Parvez walked up to the man and gestured at the cart.
‘Asalam-o-Alaikum Baba ji, we are starving. If you have any food, we would gladly pay you for it.’
The old man didn’t reply. He just stood stooped over his cart, as if inspecting the wares, his face completely hidden in a puddle of darkness. Parvez, glanced down at the cart, taking a closer look at the cloth. Each roll was white as ivory and almost as long as he was. An old rusted metal weighing scale lay on top of the spool furthest from him. It was this scale that the old man was giving all his attention to. Moving closer, Pervez saw the ends of the spools were leaking, a dark liquid dribbling steadily from whatever was wrapped inside. Each droplet made a plip sound as it splashed in its respective puddle.
‘Baba ji, what is –’
From behind him Tariq began stuttering loudly, Arabic words hiccupping from him. Parvez recognised them as the words from the last chapter of the Quran. Words that offered protection against the devil and against evil.
And against djinns.
He turned to look at Tariq, who was still crouched and staring straight ahead at what was on the cart. His eyes had widened, tears streaming and flecks of spit flew from his mouth as he struggled to get the last words of the prayer out. Parvez turned back and was startled to see the man was standing closer, somehow having moved silently out from behind the cart.
The droplets were falling faster. Plip plip plip.
The face that emerged from inside the cavern of cloth confused him at first. The eyes were too low on the head, just above the chin. Then he understood and with comprehension came a terrible shriek. The beard was not a beard, but was in fact hair. A thick white tumble of hair hanging down from a head oriented the wrong way up. Black eyes stared out at him just above the wrinkled brow, a nose curving upwards above that and a twisted scar for a mouth on top. The shawl began to pull apart, revealing two arms, naked and thin with pink skin sagging off them. They ended at the wrist in blunt, red stumps. Parvez stared stupidly, taking in the small, jagged shards of white bone that stuck out of the rotted ends.

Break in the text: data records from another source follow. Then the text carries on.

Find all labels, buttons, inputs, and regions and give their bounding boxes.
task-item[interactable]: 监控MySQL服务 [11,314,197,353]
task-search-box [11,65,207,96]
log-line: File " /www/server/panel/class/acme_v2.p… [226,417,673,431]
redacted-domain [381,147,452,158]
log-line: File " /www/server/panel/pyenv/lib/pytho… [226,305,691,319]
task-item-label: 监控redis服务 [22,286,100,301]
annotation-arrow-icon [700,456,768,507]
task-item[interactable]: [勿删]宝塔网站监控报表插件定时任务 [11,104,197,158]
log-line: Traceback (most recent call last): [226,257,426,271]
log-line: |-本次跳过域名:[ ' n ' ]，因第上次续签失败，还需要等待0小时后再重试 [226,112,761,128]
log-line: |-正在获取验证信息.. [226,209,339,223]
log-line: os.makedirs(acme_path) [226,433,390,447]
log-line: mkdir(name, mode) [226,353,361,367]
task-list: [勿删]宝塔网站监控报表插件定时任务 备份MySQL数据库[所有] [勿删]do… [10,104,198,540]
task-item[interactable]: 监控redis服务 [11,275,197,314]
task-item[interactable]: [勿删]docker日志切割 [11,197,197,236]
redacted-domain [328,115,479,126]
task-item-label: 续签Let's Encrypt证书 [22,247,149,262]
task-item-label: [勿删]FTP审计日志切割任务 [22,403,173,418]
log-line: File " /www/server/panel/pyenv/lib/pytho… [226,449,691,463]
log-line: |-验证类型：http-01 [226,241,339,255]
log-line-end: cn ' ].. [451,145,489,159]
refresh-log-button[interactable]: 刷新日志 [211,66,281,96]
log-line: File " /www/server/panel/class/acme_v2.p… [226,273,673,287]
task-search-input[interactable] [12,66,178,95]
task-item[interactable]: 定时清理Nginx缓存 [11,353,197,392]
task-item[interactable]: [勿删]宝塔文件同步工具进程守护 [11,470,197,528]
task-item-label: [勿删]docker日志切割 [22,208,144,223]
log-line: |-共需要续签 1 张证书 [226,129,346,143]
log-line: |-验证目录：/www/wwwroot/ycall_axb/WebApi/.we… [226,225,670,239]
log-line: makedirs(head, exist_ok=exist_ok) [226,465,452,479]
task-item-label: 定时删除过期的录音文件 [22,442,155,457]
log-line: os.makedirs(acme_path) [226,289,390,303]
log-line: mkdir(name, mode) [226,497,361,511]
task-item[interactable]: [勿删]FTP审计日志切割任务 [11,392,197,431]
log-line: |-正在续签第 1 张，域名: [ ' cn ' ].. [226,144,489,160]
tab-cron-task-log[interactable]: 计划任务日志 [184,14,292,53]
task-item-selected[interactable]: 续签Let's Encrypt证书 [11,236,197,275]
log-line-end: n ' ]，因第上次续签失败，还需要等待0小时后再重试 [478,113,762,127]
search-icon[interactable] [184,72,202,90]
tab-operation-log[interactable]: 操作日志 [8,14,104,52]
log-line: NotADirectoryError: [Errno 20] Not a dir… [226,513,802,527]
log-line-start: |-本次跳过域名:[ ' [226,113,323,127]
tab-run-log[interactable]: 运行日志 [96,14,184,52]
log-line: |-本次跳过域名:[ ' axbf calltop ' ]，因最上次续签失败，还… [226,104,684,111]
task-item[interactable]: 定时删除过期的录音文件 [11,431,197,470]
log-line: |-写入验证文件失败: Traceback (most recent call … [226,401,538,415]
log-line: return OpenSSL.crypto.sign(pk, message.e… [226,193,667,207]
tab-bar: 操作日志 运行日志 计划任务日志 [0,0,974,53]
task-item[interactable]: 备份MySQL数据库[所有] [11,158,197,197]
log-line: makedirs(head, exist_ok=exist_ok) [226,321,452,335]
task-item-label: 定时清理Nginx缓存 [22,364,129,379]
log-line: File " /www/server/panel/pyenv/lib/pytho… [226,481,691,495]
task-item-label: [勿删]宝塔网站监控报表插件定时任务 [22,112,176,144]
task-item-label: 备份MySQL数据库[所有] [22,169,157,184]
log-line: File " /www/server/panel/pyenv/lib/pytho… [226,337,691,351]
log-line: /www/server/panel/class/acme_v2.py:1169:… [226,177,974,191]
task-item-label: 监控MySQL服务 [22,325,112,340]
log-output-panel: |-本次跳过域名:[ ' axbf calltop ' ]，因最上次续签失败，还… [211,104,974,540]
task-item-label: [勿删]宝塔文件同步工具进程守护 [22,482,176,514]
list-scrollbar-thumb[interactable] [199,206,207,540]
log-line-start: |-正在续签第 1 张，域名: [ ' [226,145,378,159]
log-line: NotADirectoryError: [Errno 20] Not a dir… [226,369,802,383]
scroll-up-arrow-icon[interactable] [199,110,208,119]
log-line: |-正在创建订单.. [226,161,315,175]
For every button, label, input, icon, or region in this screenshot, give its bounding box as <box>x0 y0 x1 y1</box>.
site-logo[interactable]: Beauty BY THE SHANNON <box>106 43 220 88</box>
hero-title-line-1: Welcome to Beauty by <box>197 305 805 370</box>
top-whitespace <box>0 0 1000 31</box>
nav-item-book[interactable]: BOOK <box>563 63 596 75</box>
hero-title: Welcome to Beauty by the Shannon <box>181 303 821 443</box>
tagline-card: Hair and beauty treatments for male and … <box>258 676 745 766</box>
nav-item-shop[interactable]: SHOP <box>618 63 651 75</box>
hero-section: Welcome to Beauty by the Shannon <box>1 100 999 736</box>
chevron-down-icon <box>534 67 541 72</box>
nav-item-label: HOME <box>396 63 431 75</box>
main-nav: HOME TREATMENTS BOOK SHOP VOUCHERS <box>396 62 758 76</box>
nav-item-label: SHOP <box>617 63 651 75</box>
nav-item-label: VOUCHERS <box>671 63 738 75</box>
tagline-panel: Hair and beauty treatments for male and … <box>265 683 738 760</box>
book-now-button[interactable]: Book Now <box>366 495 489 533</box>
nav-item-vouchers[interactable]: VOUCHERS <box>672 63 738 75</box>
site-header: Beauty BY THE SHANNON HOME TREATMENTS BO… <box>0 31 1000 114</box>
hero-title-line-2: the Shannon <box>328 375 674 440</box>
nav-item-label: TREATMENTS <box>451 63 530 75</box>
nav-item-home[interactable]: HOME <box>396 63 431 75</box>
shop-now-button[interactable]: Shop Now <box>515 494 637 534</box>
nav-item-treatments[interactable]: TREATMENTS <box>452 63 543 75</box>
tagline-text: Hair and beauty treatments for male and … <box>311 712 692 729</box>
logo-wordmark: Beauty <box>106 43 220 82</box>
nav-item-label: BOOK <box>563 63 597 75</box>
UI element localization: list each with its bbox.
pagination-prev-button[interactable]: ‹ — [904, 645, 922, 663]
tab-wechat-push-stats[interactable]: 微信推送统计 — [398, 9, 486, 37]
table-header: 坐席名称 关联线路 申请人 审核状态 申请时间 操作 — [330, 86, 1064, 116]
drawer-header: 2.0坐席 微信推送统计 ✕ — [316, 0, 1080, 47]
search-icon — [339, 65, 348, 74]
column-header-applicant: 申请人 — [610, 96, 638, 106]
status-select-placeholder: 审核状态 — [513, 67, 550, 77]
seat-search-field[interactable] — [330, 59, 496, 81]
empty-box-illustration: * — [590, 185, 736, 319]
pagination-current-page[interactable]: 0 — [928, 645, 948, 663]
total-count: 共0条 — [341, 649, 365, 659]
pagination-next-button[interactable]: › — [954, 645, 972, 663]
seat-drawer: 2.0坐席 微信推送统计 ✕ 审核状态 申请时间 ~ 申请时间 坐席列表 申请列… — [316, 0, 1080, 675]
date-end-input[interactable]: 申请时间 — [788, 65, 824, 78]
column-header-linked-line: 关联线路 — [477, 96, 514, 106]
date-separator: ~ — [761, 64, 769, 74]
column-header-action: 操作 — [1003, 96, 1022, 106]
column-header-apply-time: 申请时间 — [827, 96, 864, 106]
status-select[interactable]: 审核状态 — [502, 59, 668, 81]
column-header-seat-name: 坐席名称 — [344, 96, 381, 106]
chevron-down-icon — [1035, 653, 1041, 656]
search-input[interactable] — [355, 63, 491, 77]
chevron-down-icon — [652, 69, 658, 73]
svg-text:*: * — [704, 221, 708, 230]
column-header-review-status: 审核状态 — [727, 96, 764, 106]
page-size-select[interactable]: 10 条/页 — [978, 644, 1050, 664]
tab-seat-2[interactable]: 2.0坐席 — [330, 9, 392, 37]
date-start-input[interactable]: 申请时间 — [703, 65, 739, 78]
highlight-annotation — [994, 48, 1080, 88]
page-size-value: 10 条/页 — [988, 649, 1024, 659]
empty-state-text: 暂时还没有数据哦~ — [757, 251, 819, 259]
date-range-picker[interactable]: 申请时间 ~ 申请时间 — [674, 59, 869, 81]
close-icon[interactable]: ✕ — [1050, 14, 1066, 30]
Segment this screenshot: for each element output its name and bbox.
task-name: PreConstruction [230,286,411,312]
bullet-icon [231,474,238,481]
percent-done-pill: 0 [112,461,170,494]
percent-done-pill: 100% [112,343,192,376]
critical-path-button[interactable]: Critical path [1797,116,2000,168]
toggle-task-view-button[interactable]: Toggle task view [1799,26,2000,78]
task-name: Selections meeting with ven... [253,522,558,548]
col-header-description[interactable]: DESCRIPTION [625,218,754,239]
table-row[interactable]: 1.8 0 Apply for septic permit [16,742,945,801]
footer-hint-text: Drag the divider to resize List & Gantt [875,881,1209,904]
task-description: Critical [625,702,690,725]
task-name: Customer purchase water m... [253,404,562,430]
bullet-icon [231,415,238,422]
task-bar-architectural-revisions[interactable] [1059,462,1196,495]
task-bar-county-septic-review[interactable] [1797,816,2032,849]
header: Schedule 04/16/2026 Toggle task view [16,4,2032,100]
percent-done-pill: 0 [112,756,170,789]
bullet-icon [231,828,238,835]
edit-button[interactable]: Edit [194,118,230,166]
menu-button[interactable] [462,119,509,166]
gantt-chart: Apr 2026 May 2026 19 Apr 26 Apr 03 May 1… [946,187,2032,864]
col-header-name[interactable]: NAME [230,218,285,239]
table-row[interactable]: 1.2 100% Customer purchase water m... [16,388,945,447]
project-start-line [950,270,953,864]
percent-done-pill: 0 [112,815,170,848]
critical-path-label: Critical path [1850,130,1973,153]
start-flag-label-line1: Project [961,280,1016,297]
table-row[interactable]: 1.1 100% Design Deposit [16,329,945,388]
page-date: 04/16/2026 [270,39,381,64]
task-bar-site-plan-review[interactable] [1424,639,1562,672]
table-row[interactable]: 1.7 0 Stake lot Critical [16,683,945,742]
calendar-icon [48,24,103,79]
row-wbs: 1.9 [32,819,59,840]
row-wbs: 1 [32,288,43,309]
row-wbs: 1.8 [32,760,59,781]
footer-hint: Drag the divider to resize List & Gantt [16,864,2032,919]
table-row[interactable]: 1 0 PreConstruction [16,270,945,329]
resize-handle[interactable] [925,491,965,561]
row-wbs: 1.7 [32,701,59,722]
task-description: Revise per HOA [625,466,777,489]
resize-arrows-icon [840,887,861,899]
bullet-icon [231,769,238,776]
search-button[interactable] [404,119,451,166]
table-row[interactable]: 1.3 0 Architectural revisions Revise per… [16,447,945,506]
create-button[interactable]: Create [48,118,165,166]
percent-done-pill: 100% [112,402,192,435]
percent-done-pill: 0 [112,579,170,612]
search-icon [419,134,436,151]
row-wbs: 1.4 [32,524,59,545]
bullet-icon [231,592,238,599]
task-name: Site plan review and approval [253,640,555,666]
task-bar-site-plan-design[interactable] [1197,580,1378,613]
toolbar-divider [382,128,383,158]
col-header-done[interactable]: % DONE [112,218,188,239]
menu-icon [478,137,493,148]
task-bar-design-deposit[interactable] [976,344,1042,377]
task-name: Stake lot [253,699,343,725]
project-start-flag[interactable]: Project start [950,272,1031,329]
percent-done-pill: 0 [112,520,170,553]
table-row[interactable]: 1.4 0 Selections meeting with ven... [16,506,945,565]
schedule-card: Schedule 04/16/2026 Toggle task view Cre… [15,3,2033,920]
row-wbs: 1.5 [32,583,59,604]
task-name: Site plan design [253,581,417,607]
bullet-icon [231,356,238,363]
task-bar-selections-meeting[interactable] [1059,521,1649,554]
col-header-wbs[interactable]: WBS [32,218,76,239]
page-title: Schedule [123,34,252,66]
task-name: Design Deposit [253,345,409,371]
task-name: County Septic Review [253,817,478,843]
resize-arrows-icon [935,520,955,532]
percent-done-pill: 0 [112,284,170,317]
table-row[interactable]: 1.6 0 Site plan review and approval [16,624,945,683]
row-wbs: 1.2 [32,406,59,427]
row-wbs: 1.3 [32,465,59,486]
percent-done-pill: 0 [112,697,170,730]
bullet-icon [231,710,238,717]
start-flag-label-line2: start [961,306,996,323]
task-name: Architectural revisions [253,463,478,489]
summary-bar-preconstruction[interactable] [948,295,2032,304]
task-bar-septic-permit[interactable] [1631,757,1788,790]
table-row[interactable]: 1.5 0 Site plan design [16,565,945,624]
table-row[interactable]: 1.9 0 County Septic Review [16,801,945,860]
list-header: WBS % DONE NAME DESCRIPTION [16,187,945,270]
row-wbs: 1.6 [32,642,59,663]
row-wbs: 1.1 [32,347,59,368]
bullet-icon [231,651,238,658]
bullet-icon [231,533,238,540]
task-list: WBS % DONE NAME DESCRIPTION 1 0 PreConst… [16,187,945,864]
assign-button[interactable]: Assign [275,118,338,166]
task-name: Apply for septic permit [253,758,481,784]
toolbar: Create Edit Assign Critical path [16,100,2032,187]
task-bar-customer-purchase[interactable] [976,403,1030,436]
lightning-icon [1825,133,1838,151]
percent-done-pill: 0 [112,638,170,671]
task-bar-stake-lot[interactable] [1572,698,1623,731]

Then he looked back at the face. Torn and blistered lips parted and a line drool tracked down over the cheeks and around the eyes below, disappearing into the course matting of hair.
A single sentence was said. Parvez wailed and Tariq screamed like he hadn’t screamed since he was a child. They turned and ran, back to their jeep that had been mercifully left running. Both jumped in, knowing better than to look back, Tariq not even waiting to close his door as they accelerated away. The man was still standing, blunt arms outstretched as the jeep rocketed past him, the question he asked ringing in their ears even when they finally stopped the hysterical crying much later.
‘How will I weigh them?’ he had asked.